In the United States, the Dow Jones and S&P 500 index have rebounded from their March lows and are consolidating ahead of Q1 earnings. With nobody in business, it’s understandable that earnings in the first quarter will be horrible. Additionally, the economic backdrop is a disaster. Approximately 10-million people have applied for unemployment in the last week of March and the first week of April and then the drumbeat of job losses will likely continue throughout April. While the economic picture remains bleak, stock market participants are more interested in determining how long it will take before parts of the US economy begins to reopen.

Unfortunately, nobody has a crystal ball and there is no vaccine to make people feel comfortable. Additionally, government officials are setting competing targets. President Trump has pushed his expected date of reopening the economy to the end of April. He says he is playing cheerleader and his constituents want an optimistic outlook. Other leaders, like Virginia governor Ralph Northam of Virginia, has canceled the remainder of the school year and imposed a shelter-at-home order through June 10, 2020. 

What Does the Market Think?

The market appears to be focusing on the summer months. If the United States can come up with an immediate testing kit, the country might be able to start bringing certain groups back. This could include young people who are less vulnerable to virus symptoms. This could also be in areas that are less affected by the spread of the virus. Hotspots, like the tri-state area around New York City, Detroit, and New Orleans, would remain on lockdown until the virus fades. 

There is a large flattening of the VIX volatility futures curve from June 2020 through September 2020. The VIX curve dropped from a volatility level of 39 to 31, during this period, which likely means that traders believe the markets will calm slightly during this period. 

The market also expects the US government to play a critical role in keeping small businesses up and running and employees employed. Small business loans can turn into grants if all the employees at a company with less than 500 employees remain on the books. This will allow jobs to be available when the US finally reaches the other side when the economy comes back.

What Could Happen Next?

Market participants want to know how long it will take for things to return to a “new normal”. This would be a world where some social distancing is practiced, but the “shelter in place” is lifted.
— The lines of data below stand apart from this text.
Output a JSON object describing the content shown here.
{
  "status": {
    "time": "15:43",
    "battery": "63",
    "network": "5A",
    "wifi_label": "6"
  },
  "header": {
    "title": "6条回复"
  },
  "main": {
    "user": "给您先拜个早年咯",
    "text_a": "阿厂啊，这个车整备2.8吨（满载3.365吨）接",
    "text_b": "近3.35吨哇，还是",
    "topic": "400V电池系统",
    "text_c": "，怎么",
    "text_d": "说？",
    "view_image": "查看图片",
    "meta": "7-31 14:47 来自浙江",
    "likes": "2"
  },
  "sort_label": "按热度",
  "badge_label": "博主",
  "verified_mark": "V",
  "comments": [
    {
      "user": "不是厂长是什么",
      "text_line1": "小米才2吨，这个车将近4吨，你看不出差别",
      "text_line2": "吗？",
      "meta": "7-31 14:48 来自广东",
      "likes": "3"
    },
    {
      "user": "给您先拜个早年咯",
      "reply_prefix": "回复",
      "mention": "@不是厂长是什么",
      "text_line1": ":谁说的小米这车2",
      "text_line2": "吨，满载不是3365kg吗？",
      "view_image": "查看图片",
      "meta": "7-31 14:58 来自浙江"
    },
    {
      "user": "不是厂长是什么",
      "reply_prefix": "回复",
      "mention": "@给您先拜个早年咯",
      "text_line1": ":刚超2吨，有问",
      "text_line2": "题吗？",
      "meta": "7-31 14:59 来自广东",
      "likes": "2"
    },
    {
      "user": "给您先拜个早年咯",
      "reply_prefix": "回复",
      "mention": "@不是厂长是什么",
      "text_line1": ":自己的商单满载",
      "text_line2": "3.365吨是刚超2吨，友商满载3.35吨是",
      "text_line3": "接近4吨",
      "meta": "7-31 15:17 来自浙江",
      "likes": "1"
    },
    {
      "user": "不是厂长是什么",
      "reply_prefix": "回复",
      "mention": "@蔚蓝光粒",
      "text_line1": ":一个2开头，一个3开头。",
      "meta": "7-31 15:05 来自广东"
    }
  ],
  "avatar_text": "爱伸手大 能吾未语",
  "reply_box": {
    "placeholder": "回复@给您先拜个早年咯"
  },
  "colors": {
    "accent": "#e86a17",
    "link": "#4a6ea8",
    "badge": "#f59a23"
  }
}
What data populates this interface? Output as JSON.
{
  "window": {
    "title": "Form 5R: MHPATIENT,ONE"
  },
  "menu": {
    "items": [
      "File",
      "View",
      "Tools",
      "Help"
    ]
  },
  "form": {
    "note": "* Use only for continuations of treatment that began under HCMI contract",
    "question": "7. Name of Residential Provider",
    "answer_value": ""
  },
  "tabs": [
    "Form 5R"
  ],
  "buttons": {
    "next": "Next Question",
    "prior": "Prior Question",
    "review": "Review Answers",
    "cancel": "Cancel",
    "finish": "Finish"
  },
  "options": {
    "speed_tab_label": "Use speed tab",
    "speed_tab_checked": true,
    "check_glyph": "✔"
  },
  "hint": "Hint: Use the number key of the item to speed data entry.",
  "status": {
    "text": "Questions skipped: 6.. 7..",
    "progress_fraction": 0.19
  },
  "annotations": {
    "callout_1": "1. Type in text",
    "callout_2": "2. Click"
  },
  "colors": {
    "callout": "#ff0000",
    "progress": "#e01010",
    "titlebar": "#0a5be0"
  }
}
Investors do not believe this can happen within the next 30-days but also don’t believe it will take an extended period. As the amount of time that it will take to go back to normal gets extended, stock markets will ease to reflect this extended period. According to the CNBC All-American Survey, American attitudes toward the current state of the economy is worse than the financial crisis and the 9/11 attacks. When it comes to the future, more than 51% of American’s believe the economy will improve in the next year. This is likely why the stock markets are holding steady. If this perception changes and fewer investors believe that the US economy will improve next year, US stock markets will decline to reflect this reality.